Limitations of Cargo Area Connections
At Center for Pet Safety we routinely receive questions from pet owners about how to anchor a pet in the cargo area with a harness or a crate. While many pet product brands recommend this as a viable option, at CPS we believe pet owners need to be aware of the structural integrity limitations of the cargo area platform and the connections therein.
Cargo area anchors are not necessarily weight-rated to the requirements needed to properly anchor your pet.

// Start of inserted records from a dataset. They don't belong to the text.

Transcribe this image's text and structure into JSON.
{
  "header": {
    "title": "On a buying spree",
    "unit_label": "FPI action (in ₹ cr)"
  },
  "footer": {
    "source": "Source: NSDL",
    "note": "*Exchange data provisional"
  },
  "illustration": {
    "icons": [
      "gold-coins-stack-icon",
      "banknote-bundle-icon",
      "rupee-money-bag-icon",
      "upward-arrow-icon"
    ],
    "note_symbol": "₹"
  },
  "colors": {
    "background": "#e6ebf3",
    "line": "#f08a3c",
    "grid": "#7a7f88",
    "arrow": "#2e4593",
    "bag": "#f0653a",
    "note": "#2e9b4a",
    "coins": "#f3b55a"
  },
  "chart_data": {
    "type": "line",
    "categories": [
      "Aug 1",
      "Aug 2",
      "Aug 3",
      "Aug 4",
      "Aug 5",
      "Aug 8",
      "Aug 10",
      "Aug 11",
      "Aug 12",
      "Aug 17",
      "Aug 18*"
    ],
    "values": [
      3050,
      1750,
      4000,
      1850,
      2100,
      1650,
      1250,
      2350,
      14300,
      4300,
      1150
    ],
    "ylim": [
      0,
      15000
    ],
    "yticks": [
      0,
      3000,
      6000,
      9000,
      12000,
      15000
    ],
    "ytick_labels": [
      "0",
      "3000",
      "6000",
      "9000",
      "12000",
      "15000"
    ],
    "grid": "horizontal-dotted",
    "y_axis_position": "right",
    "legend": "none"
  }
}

Additionally, the cargo area platform is not necessarily as solid as you think it may be.
Before choosing to anchor your pet in the cargo area, we recommend that you reach out to your vehicle’s manufacturer and confirm the connection strength in the cargo area.
In some cases the anchors can be upgraded, speak to the vehicle manufacturer to see if this is possible for your specific automobile.
To do a quick check of the amount of force your dog can exert in an accident:
Mass* x Acceleration = Force
*For harness connections: Mass = weight of your dog
*For crate connections: Mass = weight of your dog PLUS the weight of the crate
In many cases, a cargo area connection recommended by a harness manufacturer requires the use of an extension tether, and as a rule, CPS does not recommend extension tethers or zipline-style products because we have proven they increase the risk to both you, your passengers and your pet in the case of a sudden stop or accident. Crates should be anchored with strength rated anchor straps to provide the best possible outcome in the case of a crash. As we found in our 2015 Crate Crashworthiness Study, the anchor straps are critically important to mitigate the excursion of the crate forward into the seatback or into the passenger compartment. We know that many connection options in vehicles have limitations, however these are limitations that even pet product manufacturers are faced with.
CPS recommends pet owners complete added due diligence while considering a cargo area connection.